Этот самонадеянный, менторский тон вновь напомнил мне тот самый, от которого сбежала много лет назад. Я сначала остолбенела, а затем вдруг почувствовала, как отпускает меня гипноз, цепко удерживавший в своем плену несколько последних месяцев. Как вместе с дурманом эмоций осыпается позолота с непоколебимого образа Грегори Стила. Я почему-то не испытывала больше ни малейшего желания становиться опытным образцом для реализации его сложносочиненных фантазий. Служить человеку, который видит в тебе удобный инструмент для самоутверждения и избавления от комплексов? Подстраиваться под маятник непредсказуемых колебаний? Превращать свою жизнь в один большой компромисс? Ради чего? Ради добротного, сытого существования, в котором снова не будет места ни личной свободе, ни поэтическим изъявлениям, ни даже людям, с которыми приятно было бы общаться. К тому же, судя по намерениям Стила, я могу запросто потерять контакт с Димкой. Потому что буду бесправна первые пятнадцать лет совместной жизни, как указано в брачном контракте.

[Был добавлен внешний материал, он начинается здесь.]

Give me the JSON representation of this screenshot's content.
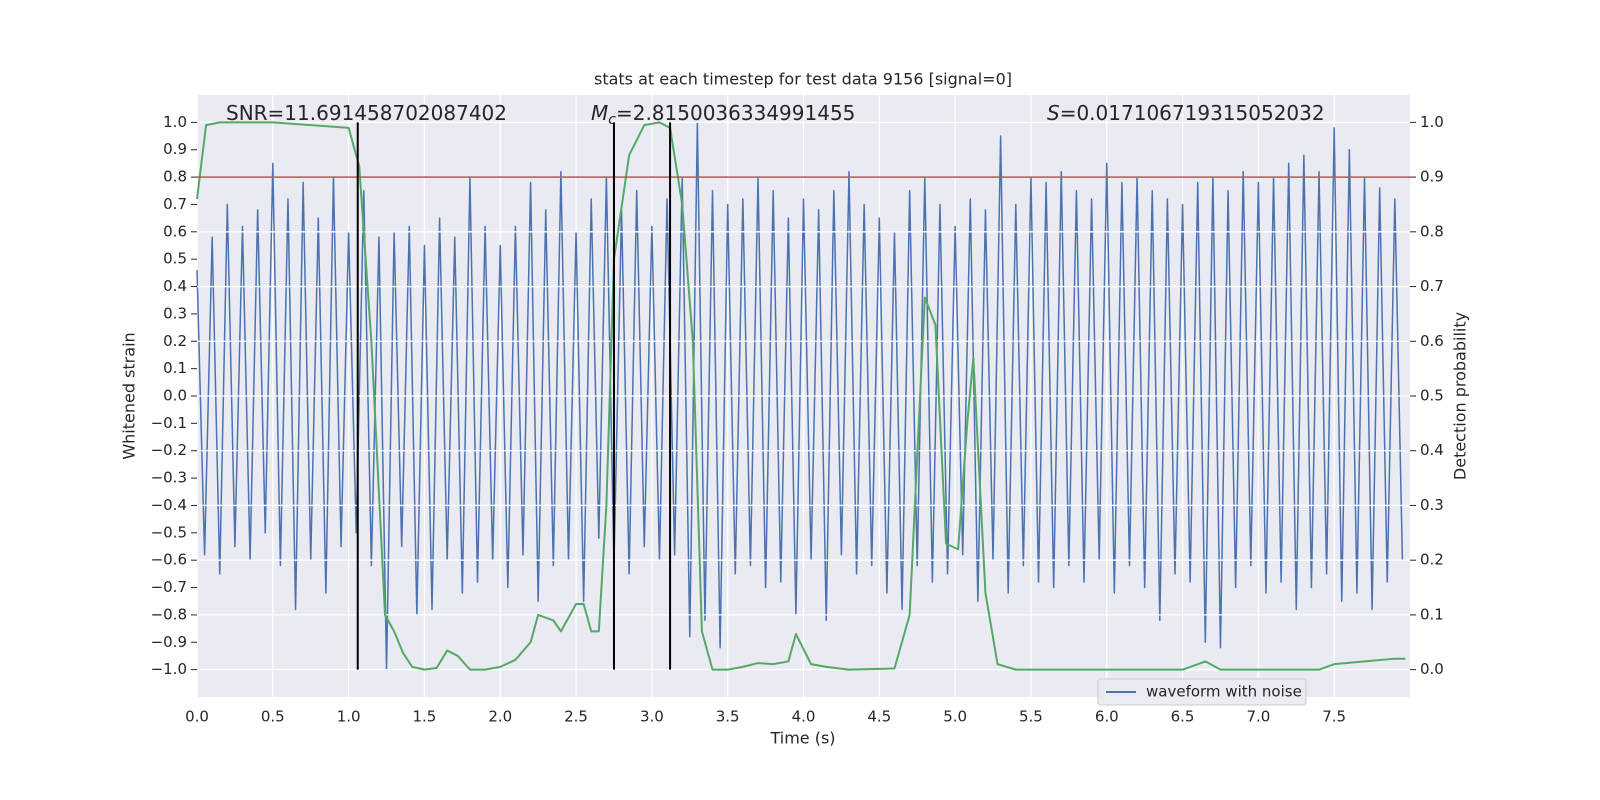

Спорить с человеком на его территории окажется невозможным. Нас с сыном берут на иждивение, и мы обязаны подчиниться любому решению Стила.

В это самое мгновение с какой-то звенящей отчетливостью до меня дошло, что с данным человеком у меня ни-ко-гда и ни-че-го не сможет склеиться. Даже при его внешнем антураже и моем тщательном взвешивании каждого произносимого слова. Я не смогу больше день за днем выдерживать его изощренный прессинг, какими бы благородными намерениями он ни был мотивирован. Какими бы красотами ни был окружен. Никогда рядом с Григорием я не смогу почувствовать себя счастливой.

Трудно, трудно к нелюбимому,

Трудно к тихому войти…

Григорий ждал моей реакции. И я ему ответила.

Ответила, что не имею желания жизнь свою молодую тратить на рефлексии взрослого и состоявшегося во всех отношениях мужчины. Проблема холода и одиночества – его личная проблема, и никто, кроме него самого, помочь ему в этом не сможет. А вообще, мне эта проблема кажется надуманной от начала и до конца. На мой взгляд, существует только два глобальных обстоятельства, заслуживающих серьезных волнений. Остальное можно пережить. Не чихнув. Лично я вынесу всё что угодно, лишь были бы живы и здоровы близкие.

Вот пример. До настоящего момента меня мучила неопределенность. Я металась, страдала, ночей не спала. И в одно мгновение все прояснилось. И больше страдать я не хочу и не буду! Я благодарна судьбе за встречу с Григорием Стилом. С ним за небольшой временной отрезок я приобрела очень важный опыт. Многое переосмыслила, переоценила и постигла заново. Сама на себя взглянула словно бы со стороны и сама себе, наконец, понравилась. Я буду вспоминать Григория с огромной признательностью. Всегда! С огромной!

На этой высокой ноте мы расстались.

Я попыталась уснуть, но сон не шел и не шел. Встала, подошла к окну. Рыжий, болтающийся на ветру фонарь помигивал мне сочувственно. Я прикрыла глаза и на меня волнообразным потоком снизошли спасительные стихотворные строки:

С тобою быть желала я,

Любимой быть мечтала я,

От бед уплыть и от сомнений…

Со мною вновь печаль моя.

Я ухожу. В полночный час

Решаю все проблемы враз:

Соединенье невозможно —

Есть нечто, что сильнее нас.

Но надо жить. Скорбеть грешно!

И плыть по воле волн грешно,

В страданье можно черпать силу!

А побежденным слыть – смешно.

Ведь, видит Бог, боролась я,

Опорой быть стремилась я.

На все есть воля Провиденья,

А вовсе не вина твоя…

Наутро проснулась просветленной. В окно жизнерадостно светило солнце. Рядом сопел любимый ребенок, я чувствовала себя сильной, уверенной, совершившей судьбоносный поступок. Я умудрилась побороть Искушение, развенчать Иллюзию и, главное, избежала опасности окончательно потерять себя. Да-да, я сумела себя сохранить!